If anyone is planning to use any of this, please tell me. Also please share any ideas you have, even if they don’t seem useful.
What links here?
- D_Malik's comment on Post ridiculous munchkin ideas! by D_Malik (10 May 2013 12:01 UTC; 36 points)
- Richard_Kennaway 15 Apr 2013 13:23 UTC
  4 points
  0
  Parent
  
  I’ve been thinking about further automating my reinforcement things, and about automating punishment by buying an electroshock collar (normally used to train dogs).
  
  I don’t know if you’re being serious here, but I am.
  
  Beware of shock collars. Dogs have much thicker skin than humans, it’s more loosely attached to the underlying tissue, and it’s covered with fur. A mild zap for a dog might be too dangerous to apply to a human neck. I suggest contacting your local BDSM community for advice on where and how to safely give yourself electric shocks. They may also be able to advise on ways of making it impossible to take off until the time is up. Although, as I’ve said in a top-level comment to this post, whatever the setup, the conditionality between behaviour and reward is an exercise in role-playing. In reality you can eat and drink whatever you want whenever you want, and you are choosing to imagine a connection with doing your Anki work.
  What links here?
  - Antisuji's comment on How habits work and how you may control them by Kaj_Sotala (13 Oct 2013 17:02 UTC; 10 points)
  - gwern 15 Apr 2013 17:28 UTC
    7 points
    0
    Parent
    More importantly, with conditioning, there’s always the question of what exactly are you doing? (Particularly acute in cases of positive punishment like electroshock.) As far as the suggestion goes, well… I cannot seem to refind it, but within the last 2 or 3 years I ran into a blog where the author set up a electric shock apparatus for himself hooked up to some software.
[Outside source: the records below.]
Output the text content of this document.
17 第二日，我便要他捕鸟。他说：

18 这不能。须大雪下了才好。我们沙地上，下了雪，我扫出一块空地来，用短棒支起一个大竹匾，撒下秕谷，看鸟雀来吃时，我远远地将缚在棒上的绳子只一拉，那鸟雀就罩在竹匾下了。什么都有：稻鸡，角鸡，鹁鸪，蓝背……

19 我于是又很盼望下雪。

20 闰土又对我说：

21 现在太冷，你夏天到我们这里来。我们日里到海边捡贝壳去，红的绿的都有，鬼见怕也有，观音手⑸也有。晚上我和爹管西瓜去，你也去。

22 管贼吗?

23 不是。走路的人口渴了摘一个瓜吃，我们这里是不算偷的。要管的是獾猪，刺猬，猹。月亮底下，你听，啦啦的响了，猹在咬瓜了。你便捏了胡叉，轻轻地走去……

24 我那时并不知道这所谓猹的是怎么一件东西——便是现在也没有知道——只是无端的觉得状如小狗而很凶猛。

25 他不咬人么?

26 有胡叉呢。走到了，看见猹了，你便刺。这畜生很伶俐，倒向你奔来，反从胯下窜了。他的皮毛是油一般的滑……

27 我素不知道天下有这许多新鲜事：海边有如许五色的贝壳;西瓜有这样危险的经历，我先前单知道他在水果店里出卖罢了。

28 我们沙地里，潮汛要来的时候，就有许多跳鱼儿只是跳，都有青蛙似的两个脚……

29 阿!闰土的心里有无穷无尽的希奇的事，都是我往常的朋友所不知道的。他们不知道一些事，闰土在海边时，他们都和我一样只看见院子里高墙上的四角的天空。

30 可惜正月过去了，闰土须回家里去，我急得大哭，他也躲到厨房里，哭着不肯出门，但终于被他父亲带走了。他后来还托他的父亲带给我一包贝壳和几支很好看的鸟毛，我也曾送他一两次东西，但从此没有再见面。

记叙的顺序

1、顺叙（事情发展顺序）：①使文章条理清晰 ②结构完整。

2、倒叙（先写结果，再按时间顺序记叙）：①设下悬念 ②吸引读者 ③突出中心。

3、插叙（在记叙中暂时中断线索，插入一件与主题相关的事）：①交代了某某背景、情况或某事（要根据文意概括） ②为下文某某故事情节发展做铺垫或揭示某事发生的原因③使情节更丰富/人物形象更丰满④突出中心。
His final post said (or he said when I asked, I forget) that he stopped because he wound up training himself to not use it and it was too aversive to put on.
- David_Gerard 15 Apr 2013 11:24 UTC
  3 points
  0
  Parent
  
  I’m very interested in your automatic dog-feeder setup. I’ve been thinking about further automating my reinforcement things, and about automating punishment by buying an electroshock collar (normally used to train dogs).
  
  At this point I thought “ok, that was an extended Modest Proposal”.
- Intrism 15 Apr 2013 14:14 UTC
  1 point
  0
  Parent
  
  every 10 seconds, with probability ~20%, show a message in the background. When that appears, I examine my thoughts just prior to it appearing and reward if they were about work or other productive things.
  
  Have you had any problems with the context switching? It seems like being interrupted every ~50 seconds would make me less productive.